Hours into the night, the woman awoke. Three kids were standing next to the bed. Believing she was temporarily suspended in a state between dreams and consciousness, the woman took a deep breath and closed her eyes. They'd be gone when she opened her eyes, so she thought. They weren't. The wife wanted to scream. As she reached for her husband, the girl, whose eye whites were consumed entirely in black, and was standing in the middle among the figures, raised a finger to her and said, "Shhhh. We just want to look at you."

"What makes this story scary is, before this, we only knew black-eyed kids to be wanderers," Schrader says. "They were always outside a person's house and asking to come in or asking for a ride outside someone's car.
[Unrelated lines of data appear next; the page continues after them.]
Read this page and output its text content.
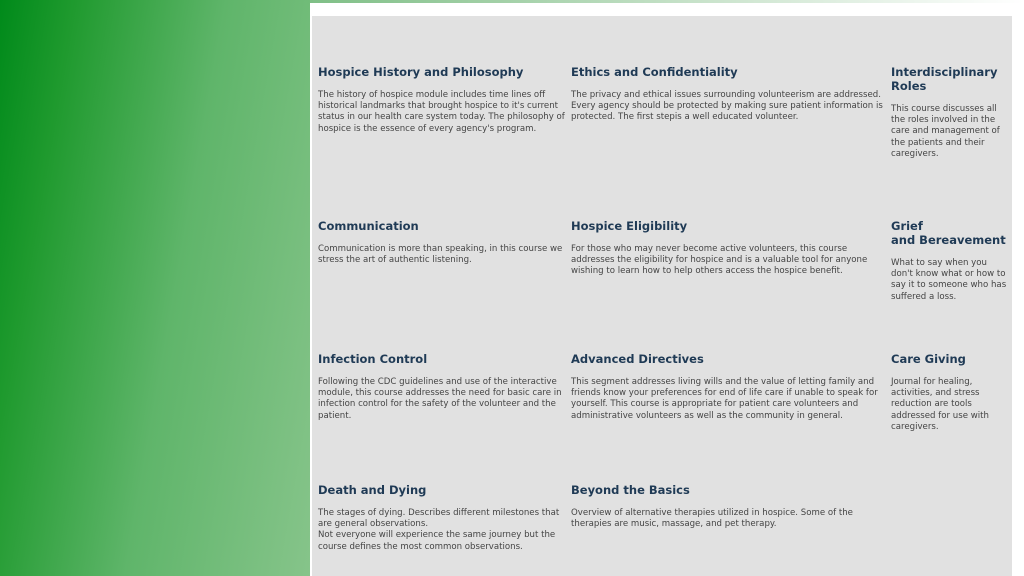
Hospice History and Philosophy

The history of hospice module includes time lines off historical landmarks that brought hospice to it's current status in our health care system today. The philosophy of hospice is the essence of every agency's program.

Ethics and Confidentiality

The privacy and ethical issues surrounding volunteerism are addressed. Every agency should be protected by making sure patient information is protected. The first stepis a well educated volunteer.

Interdisciplinary Roles

This course discusses all the roles involved in the care and management of the patients and their caregivers.

Communication

Communication is more than speaking, in this course we stress the art of authentic listening.

Hospice Eligibility

For those who may never become active volunteers, this course addresses the eligibility for hospice and is a valuable tool for anyone wishing to learn how to help others access the hospice benefit.

Grief
and Bereavement

What to say when you don't know what or how to say it to someone who has suffered a loss.

Infection Control

Following the CDC guidelines and use of the interactive module, this course addresses the need for basic care in infection control for the safety of the volunteer and the patient.

Advanced Directives

This segment addresses living wills and the value of letting family and friends know your preferences for end of life care if unable to speak for yourself. This course is appropriate for patient care volunteers and administrative volunteers as well as the community in general.

Care Giving

Journal for healing, activities, and stress reduction are tools addressed for use with caregivers.

Death and Dying

The stages of dying. Describes different milestones that are general observations.
Not everyone will experience the same journey but the course defines the most common observations.

Beyond the Basics

Overview of alternative therapies utilized in hospice. Some of the therapies are music, massage, and pet therapy.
Always asking for permission to come in. Here, they actually had come inside." 

What started as an hourlong 11 o'clock temporary filler show on a KLBB in Edina nearly a decade ago has swelled into radio phenomena, a journey into the unexplained. Broadcast locally from the News Talk's St. Louis Park studios — home since KLBB was sold seven years ago — Darkness streams live to a national audience through its website and iHeart Radio's as well. Its stories of black-eyed children, the haunted, UFOs, and all things paranormal are eaten up by an international fan base, transfixed via podcast, iTunes, and YouTube.
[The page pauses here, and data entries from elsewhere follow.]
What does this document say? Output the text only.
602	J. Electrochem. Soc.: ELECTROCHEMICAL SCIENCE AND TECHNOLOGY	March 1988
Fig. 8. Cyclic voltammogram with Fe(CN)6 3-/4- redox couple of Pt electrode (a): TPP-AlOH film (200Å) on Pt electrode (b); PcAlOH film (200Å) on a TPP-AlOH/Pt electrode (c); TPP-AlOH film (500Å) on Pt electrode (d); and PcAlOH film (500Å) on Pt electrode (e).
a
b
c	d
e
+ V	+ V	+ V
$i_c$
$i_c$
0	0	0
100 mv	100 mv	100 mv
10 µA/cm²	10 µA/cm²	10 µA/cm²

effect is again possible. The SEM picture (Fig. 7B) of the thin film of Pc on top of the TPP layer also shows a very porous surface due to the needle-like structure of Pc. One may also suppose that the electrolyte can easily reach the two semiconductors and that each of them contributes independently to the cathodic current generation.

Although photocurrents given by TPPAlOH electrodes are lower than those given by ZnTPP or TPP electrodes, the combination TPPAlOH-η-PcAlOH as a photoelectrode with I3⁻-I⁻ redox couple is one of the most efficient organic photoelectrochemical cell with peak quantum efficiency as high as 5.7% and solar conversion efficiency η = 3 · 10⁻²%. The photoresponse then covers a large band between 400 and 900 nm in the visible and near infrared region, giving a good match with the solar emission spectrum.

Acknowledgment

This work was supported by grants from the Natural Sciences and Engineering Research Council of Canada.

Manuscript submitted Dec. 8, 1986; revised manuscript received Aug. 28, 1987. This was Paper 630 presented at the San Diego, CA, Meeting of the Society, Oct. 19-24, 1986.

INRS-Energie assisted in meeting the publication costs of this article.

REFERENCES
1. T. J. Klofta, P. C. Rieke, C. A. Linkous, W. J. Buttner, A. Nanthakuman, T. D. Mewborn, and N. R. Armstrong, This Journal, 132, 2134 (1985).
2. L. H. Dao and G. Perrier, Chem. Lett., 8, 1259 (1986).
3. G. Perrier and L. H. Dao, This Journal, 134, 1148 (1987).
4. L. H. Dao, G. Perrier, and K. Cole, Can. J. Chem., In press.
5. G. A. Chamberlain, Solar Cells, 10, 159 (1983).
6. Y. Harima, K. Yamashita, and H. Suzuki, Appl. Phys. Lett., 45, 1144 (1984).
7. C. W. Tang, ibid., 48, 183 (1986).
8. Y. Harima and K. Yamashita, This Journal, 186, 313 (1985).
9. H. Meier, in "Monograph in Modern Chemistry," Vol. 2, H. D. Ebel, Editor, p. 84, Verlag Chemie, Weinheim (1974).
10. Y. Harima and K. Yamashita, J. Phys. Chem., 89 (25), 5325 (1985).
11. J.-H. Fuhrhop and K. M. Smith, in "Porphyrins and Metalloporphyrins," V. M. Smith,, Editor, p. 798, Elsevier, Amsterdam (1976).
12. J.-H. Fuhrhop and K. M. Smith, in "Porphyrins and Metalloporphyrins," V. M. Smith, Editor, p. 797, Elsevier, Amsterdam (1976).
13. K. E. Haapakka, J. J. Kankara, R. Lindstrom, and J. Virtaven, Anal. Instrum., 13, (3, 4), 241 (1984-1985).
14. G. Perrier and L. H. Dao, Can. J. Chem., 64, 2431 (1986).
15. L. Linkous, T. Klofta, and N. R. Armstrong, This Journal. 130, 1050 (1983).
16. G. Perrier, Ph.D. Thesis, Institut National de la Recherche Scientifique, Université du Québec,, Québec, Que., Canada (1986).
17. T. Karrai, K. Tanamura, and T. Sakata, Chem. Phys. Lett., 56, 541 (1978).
"We get emails and callers from Singapore to Germany, New Zealand and Australia to Sweden, all 50 states, and every province in Canada," says Schrader, who co-hosts along with college buddy and show co-founder Tim Dennis. "I think that's why so many people think it's a syndicated." 

Darkness Radio is two guys in a suburban studio for three hours, five nights a week, who have created a worldwide niche sharing stories that often terrify, sometimes amuse.

One night, the show's focus is on the Villisca Axe Murders. Eight people, including six children, were slaughtered in an Iowa farmhouse in 1912. The case remains unsolved. On another, Schrader and Dennis home in on a discomforting examination of the afterlife.  

"In the past," Schrader says, "if you had experienced a ghost or if you had your own paranormal story, you maybe shared it with a friend. Now, with all the TV shows that have sprung up over time like Medium, Ghost Hunters, ... Paranormal State, talking about them is almost like watercooler conversation.

"We have police officers and fire officials, military personnel, doctors and nurses in hospitals who call in. They've experienced or witnessed things they can't explain. It makes you step back and look at things a little differently. Part of what's made the show successful is when you can get into people's psyches with these stories. It's a thrill, and it's the thrill that makes it great."

When the Minnesota woman who called the show with the story of the black-eyed bedroom visitors finally roused her husband, the kids were gone. The couple scoured the house and founding nothing. She spent the rest of the night huddled against her husband. At daybreak, they were both awakened. They heard children playing outside again.

"After we aired that show," says Schrader, "we had police officers pay the station a visit .... They told us that while they loved the show, they didn't buy into most of the stories."

On the same night the black-eyed children episode was airing, one of the officers said a dispatcher radioed to say an elderly woman had reported seeing kids near her house. The whites of their eyes, the woman said, were completely black. 

Says Schrader, "That's when one of the officers turned to his partner and said, 'Oh fuck that!' They told me they refused to take the call."